Em 2005, brotava um novo espírito no circuito. Um jovem espanhol - dotado de golpes com uma técnica pouco ortodoxa, mas de extrema eficiência, aliados a um tipo de persistência fora do comum - apareceu. O suor de seu trabalho incessante em quadra fez sua excelência. A sucessão de golpes que Nadal consegue desferir é como um quadro impressionista, em que as seguidas pinceladas (aparentemente sem lógica) formam a cena desejada. Ele é o movimento. O espanhol talvez vá ainda mais longe e se torne um expressionista, tamanha a emoção e força com que carrega suas obras. Porém, ele nada mais é do que a ruptura com o estilo clássico que Federer representa. É a revolução a caminho.

fotos: Ella Ling/RCA Productions/TPL

HISTÓRIA CÍCLICA
Muitos acreditam que a história se repete. Apenas os ciclos se renovam. Será que estamos fadados a cometer sempre os mesmos erros? Roger Federer talvez tenha se esquecido de estudar os acontecimentos do passado. Há 27 anos, em 1981, uma tragédia parecida com a vivida pelo suíço acontecia em Wimbledon. O sueco Bjorn Borg, cinco vezes campeão do Grand Slam britânico, perdia seu reinado para um jovem canhoto, o norte-americano John McEnroe, de estilo completamente oposto ao seu.

A semelhança entre estes fatos é grande. Em 1981, Borg tinha 25 anos, um a menos que Roger agora. McEnroe tinha 22, o mesmo que Nadal. Borg era o "Homem de Gelo", Federer é o intocável. McEnroe, o garoto prodígio, assim como Rafa. No ano anterior, Borg e McEnroe decidiram Wimbledon em um duelo memorável. Em 2007, a final entre Federer e Nadal foi considerada a melhor partida da temporada. Após anos de domínio, no início de 1981, Borg parecia que não estava em seu melhor momento, sofrendo com contusões e perdendo jogos estranhos. Em 2008, Federer também teve altos e baixos e revelou estar com mononucleose. Há 27 anos, a imprensa, antes do torneio inglês, já dizia que o sueco poderia perder. Neste ano, também pairava dúvida sobre a continuidade do reinado do suíço.

O duelo Borg e McEnroe era um confronto de estilos. Um dos introdutores do "tênis força", o sueco ousou dominar a grama de Wimbledon, de 1976 a 1980, com a consistência de suas batidas cheias de spin do fundo de quadra.

O jogo de rede só foi usado quando extremamente necessário. McEnroe, por sua vez, era adepto do "Big Game", de saque-e-voleio o tempo todo, com golpes plásticos, sempre em busca da definição. Após uma partida equilibrada, mas sem tanta emoção, estava decretado o fim da Era Borg, com o placar de 4/6, 7/6(1), 7/6(4) e 6/4. Pouco tempo depois, o sueco se aposentou.

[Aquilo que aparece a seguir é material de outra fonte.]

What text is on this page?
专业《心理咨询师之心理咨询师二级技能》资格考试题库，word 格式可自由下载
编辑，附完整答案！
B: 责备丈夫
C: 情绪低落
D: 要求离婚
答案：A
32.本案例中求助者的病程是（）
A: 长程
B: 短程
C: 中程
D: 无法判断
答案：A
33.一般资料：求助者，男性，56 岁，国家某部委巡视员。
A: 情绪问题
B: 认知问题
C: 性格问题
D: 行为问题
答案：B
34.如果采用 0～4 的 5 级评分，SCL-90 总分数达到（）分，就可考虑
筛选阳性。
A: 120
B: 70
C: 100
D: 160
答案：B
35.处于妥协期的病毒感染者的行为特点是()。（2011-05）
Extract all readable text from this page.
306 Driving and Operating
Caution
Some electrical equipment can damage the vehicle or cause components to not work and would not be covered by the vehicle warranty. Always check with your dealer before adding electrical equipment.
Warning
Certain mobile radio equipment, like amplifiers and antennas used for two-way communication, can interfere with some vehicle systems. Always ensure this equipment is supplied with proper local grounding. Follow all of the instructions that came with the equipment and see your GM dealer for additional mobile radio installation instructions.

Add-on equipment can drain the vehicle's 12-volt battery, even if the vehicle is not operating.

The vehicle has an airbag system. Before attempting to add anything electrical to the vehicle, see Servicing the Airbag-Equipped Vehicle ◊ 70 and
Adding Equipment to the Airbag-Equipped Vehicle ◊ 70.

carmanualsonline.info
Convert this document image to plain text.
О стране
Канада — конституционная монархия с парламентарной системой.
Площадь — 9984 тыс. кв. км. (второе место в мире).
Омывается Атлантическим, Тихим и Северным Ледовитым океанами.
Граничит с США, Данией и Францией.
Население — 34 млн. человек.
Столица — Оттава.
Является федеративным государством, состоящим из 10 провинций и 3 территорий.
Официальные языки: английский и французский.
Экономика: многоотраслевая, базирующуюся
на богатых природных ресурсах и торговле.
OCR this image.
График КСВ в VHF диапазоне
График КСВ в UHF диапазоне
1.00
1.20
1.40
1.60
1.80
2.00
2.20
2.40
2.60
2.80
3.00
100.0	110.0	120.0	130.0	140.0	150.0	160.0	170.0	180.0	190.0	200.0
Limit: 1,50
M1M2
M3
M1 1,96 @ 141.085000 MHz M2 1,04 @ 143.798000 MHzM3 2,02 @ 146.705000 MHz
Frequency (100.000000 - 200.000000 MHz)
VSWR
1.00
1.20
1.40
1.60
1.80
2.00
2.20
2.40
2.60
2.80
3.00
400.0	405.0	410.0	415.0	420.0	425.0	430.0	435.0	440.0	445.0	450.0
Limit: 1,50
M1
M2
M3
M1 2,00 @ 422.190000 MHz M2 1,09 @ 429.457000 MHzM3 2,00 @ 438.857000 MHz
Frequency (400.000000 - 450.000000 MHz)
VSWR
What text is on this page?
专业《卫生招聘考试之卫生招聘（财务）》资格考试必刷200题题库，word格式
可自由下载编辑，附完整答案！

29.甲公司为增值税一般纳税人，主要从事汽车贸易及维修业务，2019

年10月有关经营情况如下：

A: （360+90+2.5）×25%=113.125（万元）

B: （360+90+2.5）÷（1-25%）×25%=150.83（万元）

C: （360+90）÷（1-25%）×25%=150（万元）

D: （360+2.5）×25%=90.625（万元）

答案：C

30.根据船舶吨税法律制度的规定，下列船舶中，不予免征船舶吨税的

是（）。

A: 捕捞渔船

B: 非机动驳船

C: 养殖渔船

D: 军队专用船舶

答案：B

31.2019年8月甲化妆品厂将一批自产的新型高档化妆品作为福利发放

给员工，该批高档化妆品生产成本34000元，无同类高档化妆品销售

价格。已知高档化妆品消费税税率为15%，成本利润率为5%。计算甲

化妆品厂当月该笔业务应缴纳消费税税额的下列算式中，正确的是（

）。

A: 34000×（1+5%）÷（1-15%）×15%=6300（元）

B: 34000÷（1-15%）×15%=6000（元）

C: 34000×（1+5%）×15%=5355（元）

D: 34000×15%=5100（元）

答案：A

Será que isso passou pela cabeça de Federer ao ver Borg e McEnroe assistindo à final que poderia reafirmar sua enorme superioridade na grama? Se vencesse, o suíço suplantaria a façanha de Borg e repetiria um feito que não acontecia há 122 anos, desde 1886. Nos primórdios de Wimbledon, o britânico William (Willie) Charles Renshaw ganhou o torneio por seis vezes seguidas entre 1881 e 1886 (três vezes contra seu irmão gêmeo, Ernest). Contudo, naquela época, o campeão do ano anterior simplesmente defendia seu título, disputando apenas a final contra o vencedor da chave dos tenistas restantes. Nadal acabou com o sonho do suíço e se tornou o primeiro desde 1980 a vencer Roland Garros e Wimbledon na mesma temporada, igualando-se, curiosamente, a Borg.